You are given 2 integer arrays nums1 and nums2 of lengths n and m respectively. You are also given a positive integer k.
A pair (i, j) is called good if nums1[i] is divisible by nums2[j] * k (0 <= i <= n - 1, 0 <= j <= m - 1).
Return the total number of good pairs.
Example 1:
Input:nums1 = [1,3,4], nums2 = [1,3,4], k = 1
Output:5
Explanation:
The 5 good pairs are (0, 0), (1, 0), (1, 1), (2, 0), and (2, 2).
Example 2:
Input:nums1 = [1,2,4,12], nums2 = [2,4], k = 3
Output:2
Explanation:
The 2 good pairs are (3, 0) and (3, 1).
Constraints:
1 <= n, m <= 50
1 <= nums1[i], nums2[j] <= 50
1 <= k <= 50
Solutions
Solution 1: Brute Force Enumeration
We directly enumerate all digit pairs \((x, y)\) and check whether \(x \bmod (y \times k) = 0\). If it satisfies the condition, increment the answer by one.

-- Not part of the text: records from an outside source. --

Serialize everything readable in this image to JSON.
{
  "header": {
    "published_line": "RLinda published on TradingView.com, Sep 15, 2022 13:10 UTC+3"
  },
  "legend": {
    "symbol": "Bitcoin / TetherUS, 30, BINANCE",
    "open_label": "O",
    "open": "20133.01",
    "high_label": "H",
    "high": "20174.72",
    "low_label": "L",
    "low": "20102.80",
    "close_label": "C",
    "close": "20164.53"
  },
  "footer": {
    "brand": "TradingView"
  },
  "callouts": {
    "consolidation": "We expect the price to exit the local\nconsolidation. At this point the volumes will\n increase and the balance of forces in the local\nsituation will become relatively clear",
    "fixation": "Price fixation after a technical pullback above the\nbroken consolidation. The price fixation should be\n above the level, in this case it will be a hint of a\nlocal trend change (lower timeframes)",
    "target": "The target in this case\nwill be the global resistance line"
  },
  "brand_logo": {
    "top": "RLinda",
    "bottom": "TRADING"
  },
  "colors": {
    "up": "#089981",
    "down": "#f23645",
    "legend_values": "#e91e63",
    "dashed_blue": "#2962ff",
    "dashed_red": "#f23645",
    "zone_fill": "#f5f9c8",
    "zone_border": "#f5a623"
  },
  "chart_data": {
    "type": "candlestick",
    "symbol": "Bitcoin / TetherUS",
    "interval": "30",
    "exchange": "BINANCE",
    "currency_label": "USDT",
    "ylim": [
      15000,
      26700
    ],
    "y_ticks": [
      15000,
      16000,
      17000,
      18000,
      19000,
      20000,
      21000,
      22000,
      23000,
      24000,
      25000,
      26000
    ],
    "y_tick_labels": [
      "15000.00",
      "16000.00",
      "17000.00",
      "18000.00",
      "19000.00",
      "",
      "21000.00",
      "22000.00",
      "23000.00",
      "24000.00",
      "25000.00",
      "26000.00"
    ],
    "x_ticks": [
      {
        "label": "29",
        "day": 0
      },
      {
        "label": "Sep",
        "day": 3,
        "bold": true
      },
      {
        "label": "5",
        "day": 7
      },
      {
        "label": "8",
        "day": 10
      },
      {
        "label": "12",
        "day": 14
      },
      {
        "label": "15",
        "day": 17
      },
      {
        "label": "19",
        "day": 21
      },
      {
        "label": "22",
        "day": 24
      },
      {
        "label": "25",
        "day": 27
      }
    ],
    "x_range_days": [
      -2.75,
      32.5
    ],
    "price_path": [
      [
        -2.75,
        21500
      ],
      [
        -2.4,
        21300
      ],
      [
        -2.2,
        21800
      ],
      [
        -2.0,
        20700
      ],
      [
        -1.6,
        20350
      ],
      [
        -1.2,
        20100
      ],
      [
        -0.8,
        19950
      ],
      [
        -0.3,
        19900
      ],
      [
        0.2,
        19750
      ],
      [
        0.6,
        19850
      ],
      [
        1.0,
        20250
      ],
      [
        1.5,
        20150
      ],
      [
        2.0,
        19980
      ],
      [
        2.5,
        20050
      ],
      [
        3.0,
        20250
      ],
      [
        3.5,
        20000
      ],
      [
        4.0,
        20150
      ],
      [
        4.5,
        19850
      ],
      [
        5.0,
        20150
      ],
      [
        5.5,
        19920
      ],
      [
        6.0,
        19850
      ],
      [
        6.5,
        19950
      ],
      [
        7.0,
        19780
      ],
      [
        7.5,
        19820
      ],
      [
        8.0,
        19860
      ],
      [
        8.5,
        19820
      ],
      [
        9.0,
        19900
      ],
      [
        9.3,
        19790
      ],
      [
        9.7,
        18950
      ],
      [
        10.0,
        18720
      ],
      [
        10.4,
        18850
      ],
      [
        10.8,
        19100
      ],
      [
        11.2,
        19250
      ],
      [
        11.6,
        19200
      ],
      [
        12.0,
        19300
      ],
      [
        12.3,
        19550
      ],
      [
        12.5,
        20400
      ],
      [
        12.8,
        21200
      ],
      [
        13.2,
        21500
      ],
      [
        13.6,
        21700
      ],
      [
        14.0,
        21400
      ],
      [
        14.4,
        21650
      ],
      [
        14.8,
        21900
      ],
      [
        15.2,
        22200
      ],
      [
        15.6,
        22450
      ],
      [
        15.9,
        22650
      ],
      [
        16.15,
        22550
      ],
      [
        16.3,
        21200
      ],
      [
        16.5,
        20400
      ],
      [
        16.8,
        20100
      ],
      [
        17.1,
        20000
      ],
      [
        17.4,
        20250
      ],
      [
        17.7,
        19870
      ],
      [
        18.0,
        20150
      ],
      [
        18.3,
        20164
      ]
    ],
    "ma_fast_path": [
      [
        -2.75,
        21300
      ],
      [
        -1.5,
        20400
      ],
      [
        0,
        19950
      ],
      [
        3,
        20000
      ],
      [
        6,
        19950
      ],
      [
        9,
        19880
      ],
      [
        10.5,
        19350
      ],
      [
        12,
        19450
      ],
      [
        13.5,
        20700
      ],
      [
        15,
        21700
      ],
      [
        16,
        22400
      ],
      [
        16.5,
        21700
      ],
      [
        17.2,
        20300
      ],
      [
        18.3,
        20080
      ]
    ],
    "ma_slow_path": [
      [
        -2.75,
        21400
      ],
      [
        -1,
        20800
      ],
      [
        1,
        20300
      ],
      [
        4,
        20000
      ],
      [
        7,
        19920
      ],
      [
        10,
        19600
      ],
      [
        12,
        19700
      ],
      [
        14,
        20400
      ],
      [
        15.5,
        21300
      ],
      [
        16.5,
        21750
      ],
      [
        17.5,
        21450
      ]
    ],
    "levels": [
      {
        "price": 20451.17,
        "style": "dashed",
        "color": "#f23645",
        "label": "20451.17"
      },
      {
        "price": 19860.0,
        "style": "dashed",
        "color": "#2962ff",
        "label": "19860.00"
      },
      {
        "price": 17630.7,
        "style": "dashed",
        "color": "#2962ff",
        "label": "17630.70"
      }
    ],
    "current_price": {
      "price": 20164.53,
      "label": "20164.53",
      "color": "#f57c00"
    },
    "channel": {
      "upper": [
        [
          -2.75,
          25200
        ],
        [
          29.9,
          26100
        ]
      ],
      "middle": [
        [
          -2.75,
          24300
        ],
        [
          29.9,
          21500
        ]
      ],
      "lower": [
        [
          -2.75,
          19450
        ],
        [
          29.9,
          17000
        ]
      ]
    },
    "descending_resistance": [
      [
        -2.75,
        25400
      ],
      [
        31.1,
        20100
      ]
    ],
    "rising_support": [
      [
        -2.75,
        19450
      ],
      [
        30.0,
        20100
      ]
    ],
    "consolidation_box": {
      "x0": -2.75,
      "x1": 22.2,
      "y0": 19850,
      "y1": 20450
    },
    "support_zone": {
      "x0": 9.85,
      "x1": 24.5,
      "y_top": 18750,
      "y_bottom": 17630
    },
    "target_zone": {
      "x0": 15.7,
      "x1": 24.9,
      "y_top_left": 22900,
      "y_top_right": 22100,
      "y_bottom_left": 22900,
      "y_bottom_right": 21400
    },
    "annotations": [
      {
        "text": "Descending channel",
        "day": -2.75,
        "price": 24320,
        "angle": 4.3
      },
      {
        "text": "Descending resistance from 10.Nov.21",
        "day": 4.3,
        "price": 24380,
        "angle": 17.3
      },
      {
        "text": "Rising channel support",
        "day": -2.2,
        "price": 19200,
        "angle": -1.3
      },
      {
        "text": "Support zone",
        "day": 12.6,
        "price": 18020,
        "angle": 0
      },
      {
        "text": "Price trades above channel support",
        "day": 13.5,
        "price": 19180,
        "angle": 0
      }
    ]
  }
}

After the enumeration is complete, return the answer.
The time complexity is \(O(m \times n)\), where \(m\) and \(n\) are the lengths of arrays \(\textit{nums1}\) and \(\textit{nums2}\), respectively. The space complexity is \(O(1)\).
We use a hash table cnt1 to record the occurrence times of each number divided by \(k\) in array nums1, and a hash table cnt2 to record the occurrence times of each number in array nums2.

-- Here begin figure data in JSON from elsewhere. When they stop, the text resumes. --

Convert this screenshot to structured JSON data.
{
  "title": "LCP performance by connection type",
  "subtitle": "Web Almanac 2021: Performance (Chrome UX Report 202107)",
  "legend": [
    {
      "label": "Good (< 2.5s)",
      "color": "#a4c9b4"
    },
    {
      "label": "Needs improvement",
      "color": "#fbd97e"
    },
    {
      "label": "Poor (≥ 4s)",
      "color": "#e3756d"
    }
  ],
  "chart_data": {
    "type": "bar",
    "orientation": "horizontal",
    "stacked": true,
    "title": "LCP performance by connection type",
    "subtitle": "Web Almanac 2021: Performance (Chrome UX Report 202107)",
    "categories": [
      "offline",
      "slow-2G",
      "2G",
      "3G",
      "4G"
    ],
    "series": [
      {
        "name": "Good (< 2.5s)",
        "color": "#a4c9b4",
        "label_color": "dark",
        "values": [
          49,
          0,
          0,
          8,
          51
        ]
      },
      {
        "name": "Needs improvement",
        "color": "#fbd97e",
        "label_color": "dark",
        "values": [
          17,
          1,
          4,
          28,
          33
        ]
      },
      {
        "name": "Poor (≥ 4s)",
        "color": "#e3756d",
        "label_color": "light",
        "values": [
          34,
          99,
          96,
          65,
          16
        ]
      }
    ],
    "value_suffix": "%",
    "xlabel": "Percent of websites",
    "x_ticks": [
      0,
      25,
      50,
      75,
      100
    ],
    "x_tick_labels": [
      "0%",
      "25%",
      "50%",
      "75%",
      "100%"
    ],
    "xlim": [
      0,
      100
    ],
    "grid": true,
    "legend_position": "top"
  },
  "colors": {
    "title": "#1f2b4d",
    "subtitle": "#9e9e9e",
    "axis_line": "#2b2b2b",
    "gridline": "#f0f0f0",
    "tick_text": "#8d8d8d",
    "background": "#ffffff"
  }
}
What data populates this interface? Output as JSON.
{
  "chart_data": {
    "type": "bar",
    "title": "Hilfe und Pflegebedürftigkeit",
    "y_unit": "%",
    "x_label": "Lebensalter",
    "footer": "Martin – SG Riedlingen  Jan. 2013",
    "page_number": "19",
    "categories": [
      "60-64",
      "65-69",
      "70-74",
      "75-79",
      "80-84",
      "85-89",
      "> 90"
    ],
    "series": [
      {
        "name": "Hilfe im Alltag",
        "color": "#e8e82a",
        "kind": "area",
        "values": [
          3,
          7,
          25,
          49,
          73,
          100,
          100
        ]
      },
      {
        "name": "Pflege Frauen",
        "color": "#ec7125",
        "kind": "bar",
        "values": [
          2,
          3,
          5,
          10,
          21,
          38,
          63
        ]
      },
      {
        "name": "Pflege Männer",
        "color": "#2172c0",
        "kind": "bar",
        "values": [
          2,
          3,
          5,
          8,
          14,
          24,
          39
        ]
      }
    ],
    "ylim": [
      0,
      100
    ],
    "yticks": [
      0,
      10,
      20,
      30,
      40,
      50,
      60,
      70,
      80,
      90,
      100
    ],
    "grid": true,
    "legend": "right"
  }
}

Next, we enumerate each number \(x\) in array nums2. For each number \(x\), we enumerate its multiples \(y\), where the range of \(y\) is \([x, \textit{mx}]\), where mx is the maximum key value in cnt1. Then we count the sum of cnt1[y], denoted as \(s\). Finally, we add \(s \times v\) to the answer, where \(v\) is cnt2[x].
The time complexity is \(O(n + m + (M / k) \times \log m)\), and the space complexity is \(O(n + m)\). Where \(n\) and \(m\) are the lengths of arrays nums1 and nums2 respectively, and \(M\) is the maximum value in array nums1.